2. Kekuasaan Keahlian (expert power). Kekuasaan ini berasal dari pengetahuan, pengalaman, keterampilan, atau kemampuan yang dimiliki komunikator.
3. Kekuasaan Informasional (informasional power). Kekuasaan ini berasal dari isi komunikasi tertentu atau pengetahuan baru yang dimiliki oleh komunikator.
4. Kekuasaan Rujukan (referent power). Disini komunikate menjadikan komunikator sebagai kerangka rujukan untuk menilai dirinya. Komunikator dikatakan memiliki kekuasaan rujukan bila ia berhasil menanamkan kekaguman pada komunikate, sehingga seluruh perilakunya diteladani.
5. Kekuasaan Legal (legitimate power).  Kekuasaan ini berasal dari seperangkat peraturan norma yang menyebabkan komunikator berwenang untuk melakukan suatu tindakan.
b PATHOS
Pathos diartikan sebagai “imbauan emosional (emitional appeals)” yang ditunjukkan oleh seorang rhetor dengan menampilkan gaya dan bahasanya yang membangkitkan kegairahan dengan semangat yang berkobar-kobar pada khalayak (Effendy, 1993:352).

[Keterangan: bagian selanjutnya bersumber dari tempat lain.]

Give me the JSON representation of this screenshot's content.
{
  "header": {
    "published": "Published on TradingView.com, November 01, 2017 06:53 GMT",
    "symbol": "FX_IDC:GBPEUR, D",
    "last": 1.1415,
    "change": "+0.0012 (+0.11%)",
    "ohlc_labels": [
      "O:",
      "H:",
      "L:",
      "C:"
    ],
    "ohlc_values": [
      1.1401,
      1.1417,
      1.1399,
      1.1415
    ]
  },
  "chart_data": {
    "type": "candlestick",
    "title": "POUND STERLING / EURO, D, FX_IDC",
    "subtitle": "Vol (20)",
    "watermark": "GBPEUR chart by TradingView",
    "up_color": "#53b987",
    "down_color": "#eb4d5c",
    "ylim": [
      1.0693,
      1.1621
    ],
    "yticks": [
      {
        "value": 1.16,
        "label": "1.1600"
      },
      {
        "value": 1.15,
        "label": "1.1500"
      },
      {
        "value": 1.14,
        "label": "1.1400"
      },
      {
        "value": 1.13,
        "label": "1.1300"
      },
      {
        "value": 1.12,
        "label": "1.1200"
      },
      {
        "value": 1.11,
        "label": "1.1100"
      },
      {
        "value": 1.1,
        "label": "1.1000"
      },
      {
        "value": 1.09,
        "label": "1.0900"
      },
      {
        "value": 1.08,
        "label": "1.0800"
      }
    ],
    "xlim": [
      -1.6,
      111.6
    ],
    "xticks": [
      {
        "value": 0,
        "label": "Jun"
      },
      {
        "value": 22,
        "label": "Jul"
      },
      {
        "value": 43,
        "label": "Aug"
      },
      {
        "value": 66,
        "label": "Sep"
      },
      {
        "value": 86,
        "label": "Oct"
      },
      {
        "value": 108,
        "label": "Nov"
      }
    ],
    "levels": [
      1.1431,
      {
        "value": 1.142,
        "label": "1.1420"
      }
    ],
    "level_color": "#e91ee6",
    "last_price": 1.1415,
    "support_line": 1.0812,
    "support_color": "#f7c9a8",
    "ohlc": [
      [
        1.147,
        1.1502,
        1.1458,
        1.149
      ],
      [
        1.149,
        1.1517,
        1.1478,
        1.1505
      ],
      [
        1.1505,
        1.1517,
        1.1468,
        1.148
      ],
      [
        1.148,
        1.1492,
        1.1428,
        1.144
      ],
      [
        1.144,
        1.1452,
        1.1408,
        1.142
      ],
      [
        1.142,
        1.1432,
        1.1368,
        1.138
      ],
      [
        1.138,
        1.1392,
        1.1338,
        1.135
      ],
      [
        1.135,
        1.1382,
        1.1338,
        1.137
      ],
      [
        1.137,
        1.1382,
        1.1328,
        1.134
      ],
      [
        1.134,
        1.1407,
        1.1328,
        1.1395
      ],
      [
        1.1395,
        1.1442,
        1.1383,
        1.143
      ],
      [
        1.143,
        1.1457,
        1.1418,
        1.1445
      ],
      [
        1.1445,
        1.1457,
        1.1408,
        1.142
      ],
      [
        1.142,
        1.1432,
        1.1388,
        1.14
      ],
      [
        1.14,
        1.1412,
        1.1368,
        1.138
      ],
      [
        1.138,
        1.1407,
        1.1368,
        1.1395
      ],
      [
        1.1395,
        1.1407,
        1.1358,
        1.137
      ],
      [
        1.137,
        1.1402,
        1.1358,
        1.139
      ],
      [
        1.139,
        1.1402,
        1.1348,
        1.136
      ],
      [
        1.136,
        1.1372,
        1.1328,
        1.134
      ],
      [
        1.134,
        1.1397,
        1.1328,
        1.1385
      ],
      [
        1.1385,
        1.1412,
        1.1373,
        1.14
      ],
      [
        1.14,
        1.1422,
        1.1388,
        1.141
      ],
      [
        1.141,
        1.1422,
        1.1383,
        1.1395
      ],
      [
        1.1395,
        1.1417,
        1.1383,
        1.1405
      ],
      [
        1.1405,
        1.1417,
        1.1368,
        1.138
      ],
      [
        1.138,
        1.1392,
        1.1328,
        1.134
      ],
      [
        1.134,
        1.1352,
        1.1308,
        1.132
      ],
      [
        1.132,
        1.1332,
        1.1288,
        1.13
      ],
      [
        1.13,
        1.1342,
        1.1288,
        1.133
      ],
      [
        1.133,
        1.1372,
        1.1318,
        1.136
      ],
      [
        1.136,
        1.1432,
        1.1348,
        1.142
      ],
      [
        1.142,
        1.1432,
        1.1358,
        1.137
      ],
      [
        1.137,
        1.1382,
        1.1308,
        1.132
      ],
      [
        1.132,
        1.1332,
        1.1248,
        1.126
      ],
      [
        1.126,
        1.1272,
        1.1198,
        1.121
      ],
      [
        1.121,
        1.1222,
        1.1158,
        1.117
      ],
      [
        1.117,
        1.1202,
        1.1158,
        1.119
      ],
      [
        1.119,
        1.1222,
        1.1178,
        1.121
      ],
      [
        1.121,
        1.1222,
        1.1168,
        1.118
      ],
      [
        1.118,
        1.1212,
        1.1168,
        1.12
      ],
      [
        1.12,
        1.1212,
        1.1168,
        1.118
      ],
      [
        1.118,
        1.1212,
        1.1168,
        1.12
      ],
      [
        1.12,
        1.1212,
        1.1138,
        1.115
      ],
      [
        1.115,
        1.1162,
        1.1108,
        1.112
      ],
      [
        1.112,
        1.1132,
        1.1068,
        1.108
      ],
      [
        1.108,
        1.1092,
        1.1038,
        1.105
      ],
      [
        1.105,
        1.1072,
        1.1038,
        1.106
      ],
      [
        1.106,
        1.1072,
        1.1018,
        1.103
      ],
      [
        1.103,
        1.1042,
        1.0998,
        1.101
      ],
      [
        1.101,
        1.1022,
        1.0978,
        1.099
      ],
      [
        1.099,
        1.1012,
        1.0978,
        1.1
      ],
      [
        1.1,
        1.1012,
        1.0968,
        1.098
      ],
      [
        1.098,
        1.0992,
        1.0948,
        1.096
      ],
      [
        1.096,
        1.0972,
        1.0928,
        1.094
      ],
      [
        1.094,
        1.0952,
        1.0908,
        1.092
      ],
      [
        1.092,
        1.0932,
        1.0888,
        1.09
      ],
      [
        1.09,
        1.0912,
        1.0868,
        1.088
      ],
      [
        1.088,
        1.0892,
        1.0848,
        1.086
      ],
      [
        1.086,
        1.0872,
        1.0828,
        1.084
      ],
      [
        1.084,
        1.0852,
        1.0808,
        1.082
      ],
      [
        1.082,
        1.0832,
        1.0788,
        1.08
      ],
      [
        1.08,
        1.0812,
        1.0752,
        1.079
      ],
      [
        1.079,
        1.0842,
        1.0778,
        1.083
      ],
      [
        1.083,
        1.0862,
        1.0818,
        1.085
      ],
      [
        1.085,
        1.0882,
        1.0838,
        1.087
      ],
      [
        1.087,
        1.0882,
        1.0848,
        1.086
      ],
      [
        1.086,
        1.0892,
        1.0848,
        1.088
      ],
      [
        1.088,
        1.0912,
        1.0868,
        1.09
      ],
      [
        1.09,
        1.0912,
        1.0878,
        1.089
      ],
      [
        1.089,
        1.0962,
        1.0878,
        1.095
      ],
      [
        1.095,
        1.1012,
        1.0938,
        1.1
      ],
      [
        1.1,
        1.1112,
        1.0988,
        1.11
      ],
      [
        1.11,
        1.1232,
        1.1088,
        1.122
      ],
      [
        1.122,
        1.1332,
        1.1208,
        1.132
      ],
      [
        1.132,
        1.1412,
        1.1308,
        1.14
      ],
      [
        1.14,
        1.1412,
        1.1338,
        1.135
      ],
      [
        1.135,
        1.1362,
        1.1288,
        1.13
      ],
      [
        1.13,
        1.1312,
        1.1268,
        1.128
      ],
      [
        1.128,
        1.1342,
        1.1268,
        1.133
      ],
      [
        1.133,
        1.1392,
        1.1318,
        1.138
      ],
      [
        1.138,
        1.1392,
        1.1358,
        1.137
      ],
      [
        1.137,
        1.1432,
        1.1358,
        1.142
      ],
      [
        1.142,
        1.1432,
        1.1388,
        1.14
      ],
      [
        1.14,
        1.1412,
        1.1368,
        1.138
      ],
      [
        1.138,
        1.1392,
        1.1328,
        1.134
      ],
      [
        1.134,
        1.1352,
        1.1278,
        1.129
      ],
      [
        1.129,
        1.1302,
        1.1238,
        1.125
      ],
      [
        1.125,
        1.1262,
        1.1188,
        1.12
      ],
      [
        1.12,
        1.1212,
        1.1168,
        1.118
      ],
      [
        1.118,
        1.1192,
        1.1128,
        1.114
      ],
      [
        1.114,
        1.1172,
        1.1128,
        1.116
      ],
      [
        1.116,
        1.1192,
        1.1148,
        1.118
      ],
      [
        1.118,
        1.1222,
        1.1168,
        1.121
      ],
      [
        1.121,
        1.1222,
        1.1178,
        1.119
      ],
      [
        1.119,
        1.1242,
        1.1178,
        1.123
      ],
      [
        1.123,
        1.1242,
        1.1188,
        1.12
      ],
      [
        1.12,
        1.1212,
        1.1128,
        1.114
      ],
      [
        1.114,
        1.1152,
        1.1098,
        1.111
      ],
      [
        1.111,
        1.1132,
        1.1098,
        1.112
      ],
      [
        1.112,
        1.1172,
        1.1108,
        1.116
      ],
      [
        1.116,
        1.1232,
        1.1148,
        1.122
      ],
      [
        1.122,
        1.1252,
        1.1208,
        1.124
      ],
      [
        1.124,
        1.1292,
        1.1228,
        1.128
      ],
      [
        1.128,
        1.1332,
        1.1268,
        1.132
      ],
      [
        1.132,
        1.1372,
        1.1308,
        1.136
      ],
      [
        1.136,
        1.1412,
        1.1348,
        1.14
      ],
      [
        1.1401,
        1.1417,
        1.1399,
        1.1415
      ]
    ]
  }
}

Sejatinya, pathos ini perlu dimiliki oleh seorang ahli pidato (rethor) yang tercemin dari gaya serta bahasanya yang mampu membangkitkan khalayak untuk tujuan-tujuan tertentu. Indonesia memiliki Ir. Soekarno yang memiliki pesona dalam berbicara di depan umum (publik). Semangat pergerakan untuk mengusir penjajah pada waktu itu, bukan semata-mata ditentukan oleh ujung senjata, melainkan pula terletak diujung lidah. Retorika yang baik akan sanggup “membius” khalayak untuk bersatu mengusir penjajah.

c LOGOS
Logos diartikan sebagai “imbauan logis (logical appeals) yang ditunjukkan oleh seorang orator bahwa uraiannya masuk akal sehingga patut diikuti dan dilaksanakan oleh khalayak (Effendy, 1993:352).

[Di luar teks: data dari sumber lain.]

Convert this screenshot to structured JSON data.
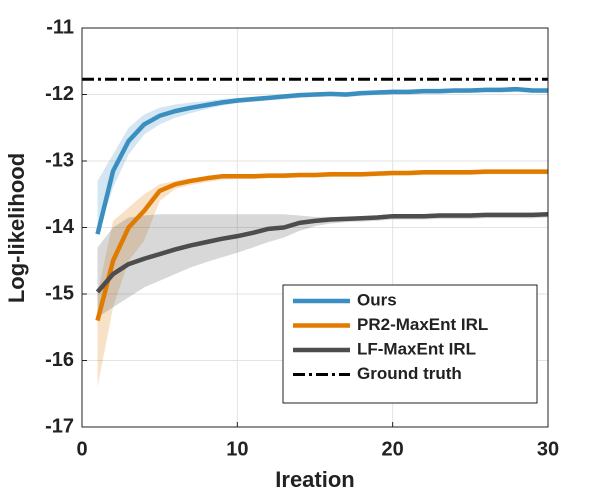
{
  "chart_data": {
    "type": "line",
    "xlabel": "Ireation",
    "ylabel": "Log-likelihood",
    "xlim": [
      0,
      30
    ],
    "ylim": [
      -17,
      -11
    ],
    "xticks": [
      0,
      10,
      20,
      30
    ],
    "yticks": [
      -17,
      -16,
      -15,
      -14,
      -13,
      -12,
      -11
    ],
    "grid": true,
    "legend": "lower right",
    "x": [
      1,
      2,
      3,
      4,
      5,
      6,
      7,
      8,
      9,
      10,
      11,
      12,
      13,
      14,
      15,
      16,
      17,
      18,
      19,
      20,
      21,
      22,
      23,
      24,
      25,
      26,
      27,
      28,
      29,
      30
    ],
    "series": [
      {
        "name": "Ours",
        "color": "#3a8fc0",
        "values": [
          -14.1,
          -13.15,
          -12.7,
          -12.45,
          -12.32,
          -12.25,
          -12.2,
          -12.16,
          -12.12,
          -12.09,
          -12.07,
          -12.05,
          -12.03,
          -12.01,
          -12.0,
          -11.99,
          -12.0,
          -11.98,
          -11.97,
          -11.96,
          -11.96,
          -11.95,
          -11.95,
          -11.94,
          -11.94,
          -11.93,
          -11.93,
          -11.92,
          -11.94,
          -11.94
        ],
        "upper": [
          -13.3,
          -12.9,
          -12.5,
          -12.3,
          -12.2,
          -12.15,
          -12.12,
          -12.1,
          -12.07,
          -12.05,
          -12.04,
          -12.02,
          -12.0,
          -11.98,
          -11.97,
          -11.96,
          -11.97,
          -11.95,
          -11.94,
          -11.93,
          -11.93,
          -11.92,
          -11.92,
          -11.91,
          -11.91,
          -11.9,
          -11.9,
          -11.89,
          -11.91,
          -11.91
        ],
        "lower": [
          -14.1,
          -13.4,
          -12.9,
          -12.6,
          -12.45,
          -12.35,
          -12.28,
          -12.22,
          -12.17,
          -12.13,
          -12.11,
          -12.09,
          -12.07,
          -12.05,
          -12.04,
          -12.03,
          -12.04,
          -12.02,
          -12.01,
          -12.0,
          -12.0,
          -11.99,
          -11.99,
          -11.98,
          -11.98,
          -11.97,
          -11.97,
          -11.96,
          -11.98,
          -11.98
        ]
      },
      {
        "name": "PR2-MaxEnt IRL",
        "color": "#e07b00",
        "values": [
          -15.4,
          -14.5,
          -14.0,
          -13.75,
          -13.45,
          -13.35,
          -13.3,
          -13.26,
          -13.23,
          -13.23,
          -13.23,
          -13.22,
          -13.22,
          -13.21,
          -13.21,
          -13.2,
          -13.2,
          -13.2,
          -13.19,
          -13.18,
          -13.18,
          -13.17,
          -13.17,
          -13.17,
          -13.17,
          -13.16,
          -13.16,
          -13.16,
          -13.16,
          -13.16
        ],
        "upper": [
          -15.0,
          -13.9,
          -13.7,
          -13.5,
          -13.35,
          -13.3,
          -13.26,
          -13.23,
          -13.2,
          -13.2,
          -13.2,
          -13.19,
          -13.19,
          -13.18,
          -13.18,
          -13.17,
          -13.17,
          -13.17,
          -13.16,
          -13.15,
          -13.15,
          -13.14,
          -13.14,
          -13.14,
          -13.14,
          -13.13,
          -13.13,
          -13.13,
          -13.13,
          -13.13
        ],
        "lower": [
          -16.4,
          -15.2,
          -14.5,
          -14.2,
          -13.6,
          -13.42,
          -13.36,
          -13.32,
          -13.28,
          -13.27,
          -13.27,
          -13.26,
          -13.26,
          -13.25,
          -13.25,
          -13.24,
          -13.24,
          -13.24,
          -13.23,
          -13.22,
          -13.22,
          -13.21,
          -13.21,
          -13.21,
          -13.21,
          -13.2,
          -13.2,
          -13.2,
          -13.2,
          -13.2
        ]
      },
      {
        "name": "LF-MaxEnt IRL",
        "color": "#4d4d4d",
        "values": [
          -14.97,
          -14.7,
          -14.55,
          -14.47,
          -14.4,
          -14.33,
          -14.27,
          -14.22,
          -14.17,
          -14.13,
          -14.08,
          -14.02,
          -14.0,
          -13.93,
          -13.9,
          -13.88,
          -13.87,
          -13.86,
          -13.85,
          -13.83,
          -13.83,
          -13.83,
          -13.82,
          -13.82,
          -13.82,
          -13.81,
          -13.81,
          -13.81,
          -13.81,
          -13.8
        ],
        "upper": [
          -14.3,
          -14.0,
          -13.85,
          -13.82,
          -13.8,
          -13.8,
          -13.8,
          -13.8,
          -13.8,
          -13.8,
          -13.8,
          -13.8,
          -13.8,
          -13.82,
          -13.84,
          -13.84,
          -13.84,
          -13.83,
          -13.82,
          -13.8,
          -13.8,
          -13.8,
          -13.79,
          -13.79,
          -13.79,
          -13.78,
          -13.78,
          -13.78,
          -13.78,
          -13.77
        ],
        "lower": [
          -15.35,
          -15.2,
          -15.05,
          -14.9,
          -14.8,
          -14.7,
          -14.6,
          -14.52,
          -14.45,
          -14.38,
          -14.3,
          -14.22,
          -14.15,
          -14.05,
          -13.98,
          -13.94,
          -13.92,
          -13.91,
          -13.9,
          -13.88,
          -13.88,
          -13.88,
          -13.87,
          -13.87,
          -13.87,
          -13.86,
          -13.86,
          -13.86,
          -13.86,
          -13.85
        ]
      }
    ],
    "reference": {
      "name": "Ground truth",
      "value": -11.77,
      "color": "#000000"
    }
  }
}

Sama halnya dengan pathos, logos pun perlu dimiliki oleh seorang orator/rethor. Kahaayak akan mau dan “bersuka rela” mengikuti ajakan/anjuran komunikator apabila pesannya disampaikan dengan uraiannya yang masuk akal,  dan dengan argumentasi yang kuat. Tidak semua orang memiliki logos dalam setiap perkataan yang disampaikanya. Mungkin ada orang yang cenderung meiliki pathos daripada logos atau sebaliknya. Ada satu mitos yang mungkin anda bisa percaya atau tidak: “selain kematian, hal lain yang menakutkan adalah berbicara di depan umum”. Namun bagi seorang komunikator “ulung” yang melengkapi dirinya dengan ethos, pathos dan logos, hal itu tidak berlaku.
2. Psikologi Pesan
Seorang Psikolinguistik dari Rockefeller University, George A. Miller pernah menulis :
Kini ada seperangkat perilaku yang dapat megedalikan pikiran dan tindakan orang lai secara perkasa. Teknik pengendalian ini dapat menyebabkan Anda melakukan sesuatu yang tidak terbayangkan. Anda tidak dapat melakukannya tanpa adana teknik itu. Teknik itu dapat mengubah pendapat dan keyakinan, dapa digunakan untuk menipu anda dapat membuat anda gembira dan sedih, dapat memasukkan gagasan-gagasan baru ke dalam kepala Anda, dapat membuat anda menginginkan sesuatu yang tidak Anda miliki. Anda pun bahkan dapat menggunakannya untuk mengendalikan diri Anda sendiri. Teknik ini adalah alat yang luar biasa perkasanya dan dapat digunakan untuk apa saja.” (miller, 1974: 4)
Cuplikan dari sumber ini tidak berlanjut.